We're not saying temporal compositing alone is sufficient for year-round crop monitoring across all geographies. It performs well for mid-latitude continental interiors with typical cloud frequency, and it fails during extended overcast periods that occur in some years. The multi-sensor fusion approach with SAR adds operational complexity and requires additional calibration, but it is the architecture needed for a data product that commits to 5-day updates regardless of weather conditions.

Communicating Compositing Quality to End Users

One operational aspect that data product design teams often underinvest in: communicating the quality of composited observations to downstream users.
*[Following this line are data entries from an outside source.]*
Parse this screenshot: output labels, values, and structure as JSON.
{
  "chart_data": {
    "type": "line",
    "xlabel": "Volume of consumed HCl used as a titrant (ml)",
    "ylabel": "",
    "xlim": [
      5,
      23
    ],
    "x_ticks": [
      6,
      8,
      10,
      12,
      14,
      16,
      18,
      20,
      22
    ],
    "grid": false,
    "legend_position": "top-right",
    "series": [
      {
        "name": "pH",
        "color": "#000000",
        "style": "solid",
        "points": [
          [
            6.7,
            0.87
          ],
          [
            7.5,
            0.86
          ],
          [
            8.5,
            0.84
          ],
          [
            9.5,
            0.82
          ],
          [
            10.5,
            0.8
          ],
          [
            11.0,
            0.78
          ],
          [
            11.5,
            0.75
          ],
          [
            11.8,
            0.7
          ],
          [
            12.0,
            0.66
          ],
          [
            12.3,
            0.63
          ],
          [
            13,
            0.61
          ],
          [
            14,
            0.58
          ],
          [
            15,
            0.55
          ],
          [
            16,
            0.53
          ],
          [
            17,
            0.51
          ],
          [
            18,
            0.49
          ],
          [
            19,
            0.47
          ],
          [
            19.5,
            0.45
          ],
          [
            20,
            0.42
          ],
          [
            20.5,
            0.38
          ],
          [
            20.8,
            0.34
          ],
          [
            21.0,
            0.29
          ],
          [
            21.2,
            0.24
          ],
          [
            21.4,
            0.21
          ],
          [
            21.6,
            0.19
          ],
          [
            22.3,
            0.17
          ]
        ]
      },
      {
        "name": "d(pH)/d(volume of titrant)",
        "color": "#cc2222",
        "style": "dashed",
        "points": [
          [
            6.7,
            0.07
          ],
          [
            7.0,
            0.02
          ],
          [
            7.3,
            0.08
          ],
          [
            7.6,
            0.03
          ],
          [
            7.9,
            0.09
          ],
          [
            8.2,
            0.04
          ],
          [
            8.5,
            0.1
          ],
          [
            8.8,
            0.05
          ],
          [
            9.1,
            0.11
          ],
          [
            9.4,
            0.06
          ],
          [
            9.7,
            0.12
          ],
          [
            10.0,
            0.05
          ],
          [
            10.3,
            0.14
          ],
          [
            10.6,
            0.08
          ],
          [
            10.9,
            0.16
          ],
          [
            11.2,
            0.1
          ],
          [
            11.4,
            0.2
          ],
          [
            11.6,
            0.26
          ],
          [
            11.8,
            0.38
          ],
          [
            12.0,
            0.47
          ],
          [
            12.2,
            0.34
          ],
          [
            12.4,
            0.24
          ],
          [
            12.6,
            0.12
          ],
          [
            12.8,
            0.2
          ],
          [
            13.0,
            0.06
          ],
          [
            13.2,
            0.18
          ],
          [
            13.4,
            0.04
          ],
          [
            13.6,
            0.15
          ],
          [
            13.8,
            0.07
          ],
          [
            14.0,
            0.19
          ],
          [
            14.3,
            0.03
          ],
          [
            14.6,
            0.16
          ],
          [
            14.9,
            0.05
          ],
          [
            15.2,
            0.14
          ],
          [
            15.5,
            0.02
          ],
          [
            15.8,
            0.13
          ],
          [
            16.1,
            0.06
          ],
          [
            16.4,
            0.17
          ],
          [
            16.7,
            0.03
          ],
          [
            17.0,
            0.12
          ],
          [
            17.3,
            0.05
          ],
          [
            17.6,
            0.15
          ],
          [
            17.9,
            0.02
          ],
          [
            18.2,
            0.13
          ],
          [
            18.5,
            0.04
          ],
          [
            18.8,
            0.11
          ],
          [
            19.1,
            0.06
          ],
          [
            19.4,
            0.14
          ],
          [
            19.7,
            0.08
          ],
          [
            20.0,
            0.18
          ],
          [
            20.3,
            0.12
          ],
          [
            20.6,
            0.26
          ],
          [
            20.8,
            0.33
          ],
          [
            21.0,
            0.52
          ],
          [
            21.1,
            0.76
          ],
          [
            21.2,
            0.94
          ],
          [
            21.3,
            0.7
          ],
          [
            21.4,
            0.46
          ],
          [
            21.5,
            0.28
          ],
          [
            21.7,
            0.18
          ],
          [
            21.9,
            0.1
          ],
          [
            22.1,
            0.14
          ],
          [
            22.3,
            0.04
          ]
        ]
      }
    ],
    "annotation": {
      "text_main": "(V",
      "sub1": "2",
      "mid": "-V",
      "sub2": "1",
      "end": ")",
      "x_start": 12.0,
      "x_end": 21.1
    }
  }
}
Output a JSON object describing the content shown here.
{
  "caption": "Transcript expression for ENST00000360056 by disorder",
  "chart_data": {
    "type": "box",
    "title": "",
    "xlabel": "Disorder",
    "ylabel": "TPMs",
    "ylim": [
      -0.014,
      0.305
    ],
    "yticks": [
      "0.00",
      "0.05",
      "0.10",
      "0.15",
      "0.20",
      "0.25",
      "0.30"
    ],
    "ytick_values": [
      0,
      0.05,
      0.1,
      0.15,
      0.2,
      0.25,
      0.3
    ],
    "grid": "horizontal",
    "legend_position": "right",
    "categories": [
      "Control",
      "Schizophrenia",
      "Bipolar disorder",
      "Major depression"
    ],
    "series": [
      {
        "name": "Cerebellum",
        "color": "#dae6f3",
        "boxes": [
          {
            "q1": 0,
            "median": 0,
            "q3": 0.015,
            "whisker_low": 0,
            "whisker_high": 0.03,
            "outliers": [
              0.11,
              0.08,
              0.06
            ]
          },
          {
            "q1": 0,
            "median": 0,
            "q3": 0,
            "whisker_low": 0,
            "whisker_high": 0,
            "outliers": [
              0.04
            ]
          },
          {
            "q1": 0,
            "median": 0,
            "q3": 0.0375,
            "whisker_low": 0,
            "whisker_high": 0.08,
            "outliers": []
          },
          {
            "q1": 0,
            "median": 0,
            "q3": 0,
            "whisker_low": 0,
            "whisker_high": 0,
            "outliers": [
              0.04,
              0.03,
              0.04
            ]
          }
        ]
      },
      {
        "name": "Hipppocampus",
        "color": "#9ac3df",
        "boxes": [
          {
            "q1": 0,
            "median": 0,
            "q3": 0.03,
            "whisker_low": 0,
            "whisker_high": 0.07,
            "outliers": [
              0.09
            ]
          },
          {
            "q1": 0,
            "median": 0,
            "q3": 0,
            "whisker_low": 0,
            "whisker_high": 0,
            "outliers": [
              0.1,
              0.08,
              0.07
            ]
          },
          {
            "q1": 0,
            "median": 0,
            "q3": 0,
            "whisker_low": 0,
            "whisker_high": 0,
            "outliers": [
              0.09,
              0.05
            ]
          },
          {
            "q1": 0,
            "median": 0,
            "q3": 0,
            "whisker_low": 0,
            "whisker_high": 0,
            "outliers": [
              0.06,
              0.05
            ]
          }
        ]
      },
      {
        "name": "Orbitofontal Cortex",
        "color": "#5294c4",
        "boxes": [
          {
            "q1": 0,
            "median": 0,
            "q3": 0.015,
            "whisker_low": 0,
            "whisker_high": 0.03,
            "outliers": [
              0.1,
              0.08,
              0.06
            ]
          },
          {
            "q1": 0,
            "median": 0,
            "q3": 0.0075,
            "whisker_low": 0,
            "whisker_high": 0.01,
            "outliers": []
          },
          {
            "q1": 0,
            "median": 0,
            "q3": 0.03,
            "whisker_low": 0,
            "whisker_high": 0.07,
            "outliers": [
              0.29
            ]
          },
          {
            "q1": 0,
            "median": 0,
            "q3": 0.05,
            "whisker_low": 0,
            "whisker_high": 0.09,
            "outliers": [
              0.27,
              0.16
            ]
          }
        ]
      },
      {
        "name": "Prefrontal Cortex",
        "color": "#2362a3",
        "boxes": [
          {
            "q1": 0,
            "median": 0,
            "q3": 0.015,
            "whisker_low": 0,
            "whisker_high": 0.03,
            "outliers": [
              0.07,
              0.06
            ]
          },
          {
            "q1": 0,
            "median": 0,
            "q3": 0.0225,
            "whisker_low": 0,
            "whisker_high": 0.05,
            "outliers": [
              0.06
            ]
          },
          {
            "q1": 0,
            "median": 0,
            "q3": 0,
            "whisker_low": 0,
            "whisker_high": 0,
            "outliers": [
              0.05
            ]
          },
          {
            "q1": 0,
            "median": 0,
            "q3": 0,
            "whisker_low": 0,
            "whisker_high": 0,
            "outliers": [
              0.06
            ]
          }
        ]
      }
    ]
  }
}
An actuary or commodity trader consuming a yield estimate from the API should know whether that estimate is backed by a clear-sky Sentinel-2 acquisition from yesterday or a temporal composite inferred from a two-week-old observation through an SAR-constrained model. The uncertainty is different, and the decisions informed by that estimate should reflect it.

The appropriate design is to include per-observation quality metadata in the API response: number of clear-sky acquisitions contributing to the composite, maximum temporal gap between observations in the compositing window, and the resulting confidence interval on the NDVI and yield estimate. A response that returns a P50 yield estimate alongside a ±4% confidence interval (recent clear observation) versus a ±14% confidence interval (extended cloud gap, SAR-inferred) gives the end user the information needed to make appropriate use of the data — and builds the kind of epistemic honesty about data quality that enterprise buyers in insurance and finance require.